Aquí solamente podemos decir que, para la ciudad de Panamá, donde se concentran la mayoría de la población y la actividad comercial, tenemos el río Matasnillo, que fue desde su primera referencia en la historia panameña, piedra angular en la construcción de la ciudad.  Pero hoy nadie escapa a su mal aspecto, a su nauseabundo olor y la vista patética que ofrece, la basura que arrastra, contrario a los ríos que son emblemáticos de otros países.

Nos seguimos llenando de concreto, invertimos fortunas en adecuar los espacios de la ciudad con mucho cemento, acero y vidrio y poca vegetación, pero estamos descuidando algo tan valioso como podría ser el rescate del río Matasnillo, sanearlo, darle espacio, construirle un puente que sea emblemático de la ciudad y donde hasta los enamorados pongan sus candaditos de amor eterno.

Salvemos nuestros atractivos naturales y no sigamos haciendo íconos artificiales que al final no nos identifican como nación.

CIUDADES INHÓSPITAS

Por Mariela Sagel, El Siglo, 31 de octubre de 2016

La ciudad capital se ha convertido en una jungla agresiva, inhóspita y en la que se debe sobrevivir a como dé lugar.  A medida que avanzan los meses y se acerca el fin del año, pareciera que salen más y más automóviles y los tranques se vuelven insoportables.  Se comenta que el stress que producen estos tranques está afectando a los conductores que a diario tienen que batirse como en un duelo en un escenario donde la basura está derramada por el suelo, las aceras son inexistentes o incómodas y no se respeta al peatón.  Salir a caminar por las calles de la capital es una verdadera odisea.

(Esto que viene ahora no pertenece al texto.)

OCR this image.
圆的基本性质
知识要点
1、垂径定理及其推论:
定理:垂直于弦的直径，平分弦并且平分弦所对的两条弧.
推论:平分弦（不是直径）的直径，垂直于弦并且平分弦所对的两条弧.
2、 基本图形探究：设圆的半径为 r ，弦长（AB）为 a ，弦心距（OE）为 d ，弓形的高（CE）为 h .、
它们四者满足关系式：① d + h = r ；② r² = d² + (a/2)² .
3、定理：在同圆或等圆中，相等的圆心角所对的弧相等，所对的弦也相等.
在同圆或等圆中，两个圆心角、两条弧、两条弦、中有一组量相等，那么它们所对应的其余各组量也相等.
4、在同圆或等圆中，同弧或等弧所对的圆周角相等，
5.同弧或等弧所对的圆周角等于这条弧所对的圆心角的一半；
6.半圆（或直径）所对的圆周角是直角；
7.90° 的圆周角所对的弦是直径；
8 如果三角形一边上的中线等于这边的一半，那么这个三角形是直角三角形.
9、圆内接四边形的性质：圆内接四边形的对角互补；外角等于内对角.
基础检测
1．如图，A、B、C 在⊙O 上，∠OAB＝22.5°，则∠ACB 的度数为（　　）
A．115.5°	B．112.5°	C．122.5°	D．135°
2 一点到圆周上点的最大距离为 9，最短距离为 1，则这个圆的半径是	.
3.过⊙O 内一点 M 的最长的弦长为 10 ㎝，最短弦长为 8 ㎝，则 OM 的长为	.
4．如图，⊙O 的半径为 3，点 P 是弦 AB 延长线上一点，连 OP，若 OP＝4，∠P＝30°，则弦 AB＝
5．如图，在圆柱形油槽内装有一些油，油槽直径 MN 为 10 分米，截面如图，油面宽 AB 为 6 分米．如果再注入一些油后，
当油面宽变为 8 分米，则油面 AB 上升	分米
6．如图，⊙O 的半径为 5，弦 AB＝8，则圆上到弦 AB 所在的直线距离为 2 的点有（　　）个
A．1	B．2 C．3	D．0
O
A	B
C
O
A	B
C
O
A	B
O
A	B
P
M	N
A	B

A este caos urbano se suma la ausencia de una acción eficaz por parte del Ministerio de Obras Públicas.  Desde varias tribunas se reclama al titular de esta cartera respuestas concretas al estado catastrófico de las calles, y lo único que parece que  hacen para remediar los huecos es pasarle capas y capas de asfalto que se erosionan rápidamente por las muchas precipitaciones que caen en este país tropical y la poca calidad del material que se utiliza.  Sorprende que el anterior ministro, tan cuestionado por la forma en que de sus forros tiró la cinta costera 3 por fuera del Casco Antiguo, como costanera, sacrificando su calificación como Patrimonio Histórico, no haya sido alcanzado ni por una “razón para creer” de que en sus ejecutorias hubo dolo.

En David, donde estuve recientemente, no hay aceras para que los peatones caminen y éstos utilizan los bordes de las calles, lo que es muy peligroso pues los conductores tienen que estar muy avispados para, en la noche, no atropellarlos.  Y los que caminan muy sobrios para que no zigzagueen.

Me comentaba una visita de afuera que pareciera que Panamá tuvo una mala planificación. Yo le contestaba que NO ha habido planificación, hemos crecido como a lo loco y las consecuencias las estamos pagando, andando como locos por estas ciudades panameñas.